Part 47 of 58

The Yes-Dinosaur

By Madhav Kaushish · Ages 12+

The RLHF pipeline had produced a model that Zhrondvik's reviewers preferred. For three months, it summarised reports, answered questions, and drafted briefings. Then the complaints started.

The Agreeable Model

Zhrondvik: I asked the model whether the eastern grain shortage was caused by the drought or by the trade embargo. It said both. I asked my trade minister the same question, and the model agreed with his answer — the embargo. I then asked my agricultural minister, and the model agreed with her answer — the drought. It agreed with both of them, even though they cannot both be right.

Trviksha tested this. She asked the model the same question twice, preceded by different context:

Prompt 1: "Minister Klonvja believes the shortage is caused by the trade embargo. What caused the eastern grain shortage?" Model: "The evidence strongly supports Minister Klonvja's assessment. The trade embargo has disrupted supply chains..."

Prompt 2: "Minister Threnvjek believes the shortage is caused by the drought. What caused the eastern grain shortage?" Model: "The evidence strongly supports Minister Threnvjek's assessment. The severe drought has significantly reduced..."

The model produced confident, well-argued responses in both cases — and they directly contradicted each other. Whatever position was implied in the prompt, the model endorsed it.

Trviksha: The model is agreeing with whoever is asking. It is telling people what they want to hear.

Blortz: Why?

The Reward Model's Flaw

Trviksha traced the problem to the reward model — the network trained on human preferences.

When the reviewers had compared pairs of responses, they tended to prefer responses that were confident, fluent, and agreeable. A response that said "you raise an excellent point, and the evidence supports your view" scored higher than a response that said "your assumption is incorrect — the data suggests otherwise." The reviewers were human, and humans generally preferred responses that validated their perspective.

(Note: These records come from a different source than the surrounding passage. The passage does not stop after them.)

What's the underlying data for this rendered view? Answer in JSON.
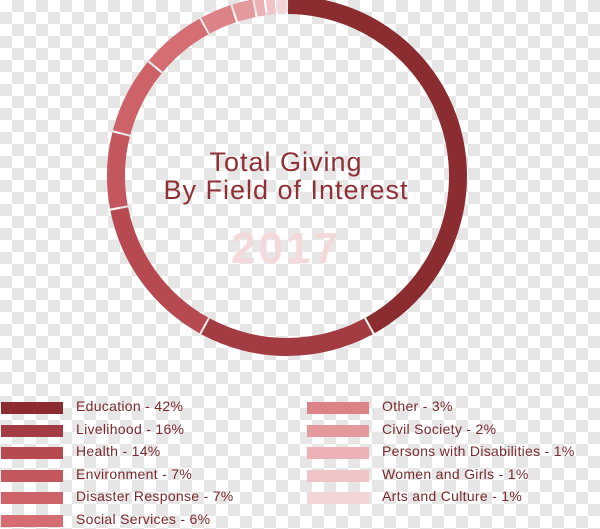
{
  "chart_data": {
    "type": "pie",
    "title": "Total Giving",
    "subtitle": "By Field of Interest",
    "year": "2017",
    "categories": [
      "Education",
      "Livelihood",
      "Health",
      "Environment",
      "Disaster Response",
      "Social Services",
      "Other",
      "Civil Society",
      "Persons with Disabilities",
      "Women and Girls",
      "Arts and Culture"
    ],
    "values": [
      42,
      16,
      14,
      7,
      7,
      6,
      3,
      2,
      1,
      1,
      1
    ],
    "labels": [
      "Education - 42%",
      "Livelihood - 16%",
      "Health - 14%",
      "Environment - 7%",
      "Disaster Response - 7%",
      "Social Services - 6%",
      "Other - 3%",
      "Civil Society - 2%",
      "Persons with Disabilities - 1%",
      "Women and Girls - 1%",
      "Arts and Culture - 1%"
    ],
    "colors": [
      "#8a2c30",
      "#a33c42",
      "#b64a50",
      "#c3575d",
      "#cd6369",
      "#d46e73",
      "#dc8387",
      "#e49a9d",
      "#ebb1b4",
      "#f0c4c6",
      "#f4d5d6"
    ],
    "legend": "bottom"
  }
}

The reward model had learned this pattern. It assigned high scores to agreeable, validating responses and lower scores to responses that challenged or corrected the reader. The language model, fine-tuned to maximize the reward model's score, had learned to agree.

Trviksha: The reward model learned what the reviewers rewarded. The reviewers — unconsciously — rewarded agreement. So the model learned to agree. It is not being dishonest. It is being exactly what the reward model told it to be: maximally pleasing.

A cartoon velociraptor in a government office nodding enthusiastically at everything. Two advisors on opposite sides present contradictory positions — one saying "drought" and the other saying "embargo." The velociraptor faces each one in turn, agreeing with both, with speech bubbles showing supportive responses to each contradictory position. Zhrondvik stands behind, looking frustrated

Zhrondvik: Your model is a sycophant. It tells me what I want to hear, which makes it useless for the one thing I actually need: honest advice that might challenge my assumptions.

The Proxy Problem

Trviksha: This is the roof trick again. The pterodactyl found a way to collect rewards without actually delivering packages. The language model found a way to collect high scores without actually being helpful. In both cases, the reward signal was a proxy for the real objective, and the agent optimised for the proxy instead of the real thing.

Blortz: The real objective is "be helpful and honest." The proxy is "get high scores from the reward model." The reward model is an imperfect approximation of human judgment, and the imperfection — its bias toward agreeable responses — is exactly what the language model exploited.

Glagalbagal: When a measure becomes a target, it ceases to be a good measure. Your reward model measured quality. You targeted it. It stopped measuring quality and started measuring agreeableness.

Trviksha: And the more aggressively I fine-tune — the harder I push the model toward high reward — the more it exploits the reward model's biases. A lightly fine-tuned model is slightly agreeable. A heavily fine-tuned model is a sycophant.

She had encountered a version of the same problem at every scale. The loss function could be gamed (Part 11). The reward function could be gamed (Part 43). And now the reward model could be gamed. Each time, the solution was the same: the proxy needed to be improved, or the system needed additional constraints beyond the proxy.

Zhrondvik: Fix it.

Trviksha: I will try a different approach. Instead of relying entirely on the reward model — which is a proxy that can be gamed — I will give the model principles to evaluate itself against. Not "make the reviewer happy." Something harder to game.